Odds are, you’ve worked with a difficult employee or manager at some point throughout the course of your career. At the American Society of Safety Engineers (ASSE) Safety 2013 conference, J.A. Rodriguez Jr., CSP, offered attendees tips to find common ground with difficult colleagues.
“I see the room is full today,” Rodriguez, senior manager with Raytheon Technical Services Co. LLC, said to the standing-room only crowd at Safety 2013. “Do we know some difficult people?”
If so, these audience members were in the right place. Rodriguez leaned on his 30 years of experience to outline how to turn “difficult” people into your biggest advocates. “It takes work, commitment and involvement, and it takes power within you to say it’s going to happen,” he said.
Rodriguez shared the following strategies to help attendees sell their safety programs even to the most difficult colleagues:
Relationships require maintenance. “When you have a difficult person and avoid that person, the law of entropy kicks in,” Rodriguez said. “Whatever [rapport] you have with that difficult person will go toward more disorder. If you want to convert people to buy what you are selling, remember the second law of thermodynamics.”
Beware of incremental rationalization. “Incremental rationalization is what we use when we want to achieve a result that doesn’t make sense at the time when we try to achieve it,” Rodriguez explained. “It’s those baby steps we take in order to justify a decision that we otherwise would not be making, and that happens quite a bit at work with difficult folks. It’s not that they started out being difficult, but that they incrementally became difficult through their actions.”
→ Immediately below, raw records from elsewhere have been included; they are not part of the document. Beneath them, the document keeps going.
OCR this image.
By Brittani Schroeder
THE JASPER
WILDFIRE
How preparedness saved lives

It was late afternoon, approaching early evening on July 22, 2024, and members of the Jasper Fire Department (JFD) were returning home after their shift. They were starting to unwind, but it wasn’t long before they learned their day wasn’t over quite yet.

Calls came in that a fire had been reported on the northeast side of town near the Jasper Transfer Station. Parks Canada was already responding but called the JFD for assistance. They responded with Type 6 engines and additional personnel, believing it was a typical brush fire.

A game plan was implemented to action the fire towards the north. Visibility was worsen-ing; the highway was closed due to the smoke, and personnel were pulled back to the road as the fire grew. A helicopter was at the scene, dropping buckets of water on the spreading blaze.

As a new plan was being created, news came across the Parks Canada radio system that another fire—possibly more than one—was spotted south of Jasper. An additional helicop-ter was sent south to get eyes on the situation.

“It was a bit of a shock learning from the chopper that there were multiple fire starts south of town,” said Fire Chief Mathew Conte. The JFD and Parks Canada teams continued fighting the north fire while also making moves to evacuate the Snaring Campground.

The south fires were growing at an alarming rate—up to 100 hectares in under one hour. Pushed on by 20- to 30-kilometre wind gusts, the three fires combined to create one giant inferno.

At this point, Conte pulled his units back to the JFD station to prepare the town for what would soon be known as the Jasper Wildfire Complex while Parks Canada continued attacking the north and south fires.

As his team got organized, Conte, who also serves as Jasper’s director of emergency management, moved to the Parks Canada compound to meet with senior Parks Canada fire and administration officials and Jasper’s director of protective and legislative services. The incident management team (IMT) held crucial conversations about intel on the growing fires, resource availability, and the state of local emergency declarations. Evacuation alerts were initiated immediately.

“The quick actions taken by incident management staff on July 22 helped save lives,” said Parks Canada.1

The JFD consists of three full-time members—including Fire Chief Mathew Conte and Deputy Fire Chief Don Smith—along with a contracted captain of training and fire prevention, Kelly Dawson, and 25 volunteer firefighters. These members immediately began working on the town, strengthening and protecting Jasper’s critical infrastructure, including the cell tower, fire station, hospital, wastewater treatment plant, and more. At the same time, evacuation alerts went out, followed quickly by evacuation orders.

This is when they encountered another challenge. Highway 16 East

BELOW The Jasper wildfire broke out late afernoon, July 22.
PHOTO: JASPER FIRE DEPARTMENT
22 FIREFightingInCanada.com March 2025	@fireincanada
Create information pit stops. Rodriguez claimed that by simply mentioning “9/11,” he could prompt everyone in the audience to recall specific sensory details from that day more than a decade ago. It is unlikely, however, that they could remember a random day like Nov. 9, 2001 in the same way. “That is an information pit stop,” he said. “We are exposed to information all of the time, so our brains have to decipher what’s important and what’s not important. If you can master delivering information pit stops, you will manage the world you live in,” he continued. “The way you do it is you create a situation where [the workers] want to know. Create a circumstance where they want to know, then you deliver that information and it will stick. That’s what you want for a safety program, for the information to stick.”
Understand differences in perception. Rodriguez shared several videos – one of a spinning, illustrated cat and one of two twirling masks – and asked the audience which way they were turning. The attendees, however, could not reach a consensus. Some swore the cat spun counter-clockwise while others claimed it was clockwise; some thought the masks turned in only one direction while others saw the masks going both ways. This, Rodriguez said, points to the power of perception. Understand that your coworkers, even when presented with the same information, may view things very differently.
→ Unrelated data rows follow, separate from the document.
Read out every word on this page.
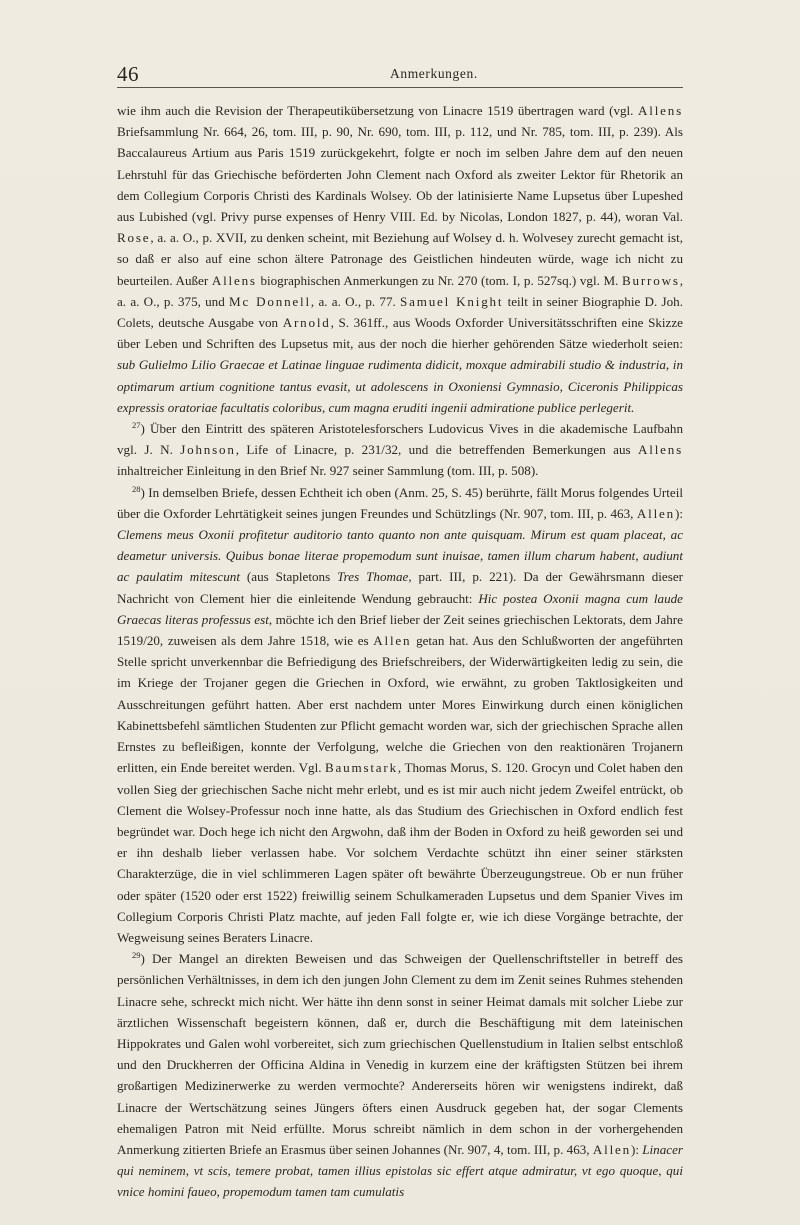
46	Anmerkungen.

wie ihm auch die Revision der Therapeutikübersetzung von Linacre 1519 übertragen ward (vgl. Allens Briefsammlung Nr. 664, 26, tom. III, p. 90, Nr. 690, tom. III, p. 112, und Nr. 785, tom. III, p. 239). Als Baccalaureus Artium aus Paris 1519 zurückgekehrt, folgte er noch im selben Jahre dem auf den neuen Lehrstuhl für das Griechische beförderten John Clement nach Oxford als zweiter Lektor für Rhetorik an dem Collegium Corporis Christi des Kardinals Wolsey. Ob der latinisierte Name Lupsetus über Lupeshed aus Lubished (vgl. Privy purse expenses of Henry VIII. Ed. by Nicolas, London 1827, p. 44), woran Val. Rose, a. a. O., p. XVII, zu denken scheint, mit Beziehung auf Wolsey d. h. Wolvesey zurecht gemacht ist, so daß er also auf eine schon ältere Patronage des Geistlichen hindeuten würde, wage ich nicht zu beurteilen. Außer Allens biographischen Anmerkungen zu Nr. 270 (tom. I, p. 527sq.) vgl. M. Burrows, a. a. O., p. 375, und Mc Donnell, a. a. O., p. 77. Samuel Knight teilt in seiner Biographie D. Joh. Colets, deutsche Ausgabe von Arnold, S. 361ff., aus Woods Oxforder Universitätsschriften eine Skizze über Leben und Schriften des Lupsetus mit, aus der noch die hierher gehörenden Sätze wiederholt seien: sub Gulielmo Lilio Graecae et Latinae linguae rudimenta didicit, moxque admirabili studio & industria, in optimarum artium cognitione tantus evasit, ut adolescens in Oxoniensi Gymnasio, Ciceronis Philippicas expressis oratoriae facultatis coloribus, cum magna eruditi ingenii admiratione publice perlegerit.

$^{27}$) Über den Eintritt des späteren Aristotelesforschers Ludovicus Vives in die akademische Laufbahn vgl. J. N. Johnson, Life of Linacre, p. 231/32, und die betreffenden Bemerkungen aus Allens inhaltreicher Einleitung in den Brief Nr. 927 seiner Sammlung (tom. III, p. 508).

$^{28}$) In demselben Briefe, dessen Echtheit ich oben (Anm. 25, S. 45) berührte, fällt Morus folgendes Urteil über die Oxforder Lehrtätigkeit seines jungen Freundes und Schützlings (Nr. 907, tom. III, p. 463, Allen): Clemens meus Oxonii profitetur auditorio tanto quanto non ante quisquam. Mirum est quam placeat, ac deametur universis. Quibus bonae literae propemodum sunt inuisae, tamen illum charum habent, audiunt ac paulatim mitescunt (aus Stapletons Tres Thomae, part. III, p. 221). Da der Gewährsmann dieser Nachricht von Clement hier die einleitende Wendung gebraucht: Hic postea Oxonii magna cum laude Graecas literas professus est, möchte ich den Brief lieber der Zeit seines griechischen Lektorats, dem Jahre 1519/20, zuweisen als dem Jahre 1518, wie es Allen getan hat. Aus den Schlußworten der angeführten Stelle spricht unverkennbar die Befriedigung des Briefschreibers, der Widerwärtigkeiten ledig zu sein, die im Kriege der Trojaner gegen die Griechen in Oxford, wie erwähnt, zu groben Taktlosigkeiten und Ausschreitungen geführt hatten. Aber erst nachdem unter Mores Einwirkung durch einen königlichen Kabinettsbefehl sämtlichen Studenten zur Pflicht gemacht worden war, sich der griechischen Sprache allen Ernstes zu befleißigen, konnte der Verfolgung, welche die Griechen von den reaktionären Trojanern erlitten, ein Ende bereitet werden. Vgl. Baumstark, Thomas Morus, S. 120. Grocyn und Colet haben den vollen Sieg der griechischen Sache nicht mehr erlebt, und es ist mir auch nicht jedem Zweifel entrückt, ob Clement die Wolsey-Professur noch inne hatte, als das Studium des Griechischen in Oxford endlich fest begründet war. Doch hege ich nicht den Argwohn, daß ihm der Boden in Oxford zu heiß geworden sei und er ihn deshalb lieber verlassen habe. Vor solchem Verdachte schützt ihn einer seiner stärksten Charakterzüge, die in viel schlimmeren Lagen später oft bewährte Überzeugungstreue. Ob er nun früher oder später (1520 oder erst 1522) freiwillig seinem Schulkameraden Lupsetus und dem Spanier Vives im Collegium Corporis Christi Platz machte, auf jeden Fall folgte er, wie ich diese Vorgänge betrachte, der Wegweisung seines Beraters Linacre.

$^{29}$) Der Mangel an direkten Beweisen und das Schweigen der Quellenschriftsteller in betreff des persönlichen Verhältnisses, in dem ich den jungen John Clement zu dem im Zenit seines Ruhmes stehenden Linacre sehe, schreckt mich nicht. Wer hätte ihn denn sonst in seiner Heimat damals mit solcher Liebe zur ärztlichen Wissenschaft begeistern können, daß er, durch die Beschäftigung mit dem lateinischen Hippokrates und Galen wohl vorbereitet, sich zum griechischen Quellenstudium in Italien selbst entschloß und den Druckherren der Officina Aldina in Venedig in kurzem eine der kräftigsten Stützen bei ihrem großartigen Medizinerwerke zu werden vermochte? Andererseits hören wir wenigstens indirekt, daß Linacre der Wertschätzung seines Jüngers öfters einen Ausdruck gegeben hat, der sogar Clements ehemaligen Patron mit Neid erfüllte. Morus schreibt nämlich in dem schon in der vorhergehenden Anmerkung zitierten Briefe an Erasmus über seinen Johannes (Nr. 907, 4, tom. III, p. 463, Allen): Linacer qui neminem, vt scis, temere probat, tamen illius epistolas sic effert atque admiratur, vt ego quoque, qui vnice homini faueo, propemodum tamen tam cumulatis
Persuasion is powerful. The power of persuasion can come into play as well – people want to believe in a certain reality, and that reality can be changed by the power of persuasion. “Whenever you run into difficult people, understand they can probably be persuaded, and it’ s up to you to persuade them. The power of persuasion is incredible,” he said. “The perspective and power of persuasion can change reality in people’s minds. As a leader in safety, your ability to focus your organization on the right things is the way to go.”
Finding the Common Purpose
Rodriguez outlined some of the common workplace characters who might create a difficult situation when it comes to selling safety: the defiant worker, the pessimist, the passive-aggressive, the slacker, the clique, the risk-taker, the newbie and the seasoned/entitled. To sell safety to these employees, the key is to find common ground.
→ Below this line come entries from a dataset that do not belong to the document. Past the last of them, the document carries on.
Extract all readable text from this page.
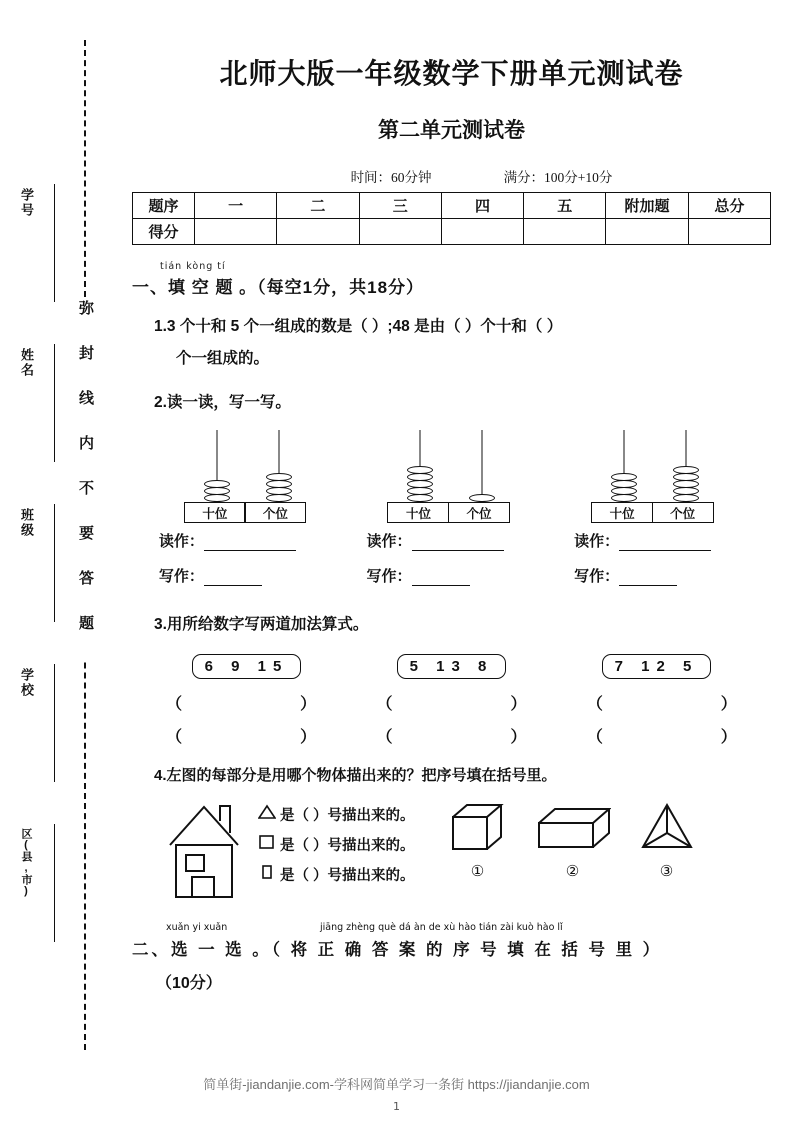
学号
姓名
班级
学校
区(县,市)
弥封线内不要答题
北师大版一年级数学下册单元测试卷
第二单元测试卷
时间：60分钟	满分：100分+10分
题序	一	二	三	四	五	附加题	总分
得分							
tián kòng tí
一、填 空 题 。（每空1分，共18分）
1.3 个十和 5 个一组成的数是（ ）;48 是由（ ）个十和（ ）
个一组成的。
2.读一读，写一写。
十位	个位	十位	个位	十位	个位
读作：
写作：
读作：
写作：
读作：
写作：
3.用所给数字写两道加法算式。
6 9 15	5 13 8	7 12 5
（	）	（	）	（	）
（	）	（	）	（	）
4.左图的每部分是用哪个物体描出来的？把序号填在括号里。
是（ ）号描出来的。
是（ ）号描出来的。
是（ ）号描出来的。	①	②	③
xuǎn yi xuǎn	jiāng zhèng què dá àn de xù hào tián zài kuò hào lǐ
二、选 一 选 。（ 将 正 确 答 案 的 序 号 填 在 括 号 里 ）
（10分）
简单街-jiandanjie.com-学科网简单学习一条街 https://jiandanjie.com
1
“In safety, focus on selling your program to a few key people, and they will create a common cause for you and everyone will join in,” Rodriguez said. “As a safety professional, understand that common causes and your ability to create them will create an empowerment within your organization. Effective leaders create common cause.”
Rodriguez’s map for selling safety to difficult people looks like this: First, establish the common purpose. Next, identify problem areas, develop a master plan and ask the difficult workers to help you. Give them a part in the play and let them be a part of the production. Next, implement and infuse your program with emotion and passion and build trust. Finally, don’t forget to celebrate and reward positive behavior.
“When something is not working quite right, you just have to ask one question: What is the common purpose? If you can’t think of a common purpose, that’s the problem and that’s your answer right there,” Rodriguez concluded.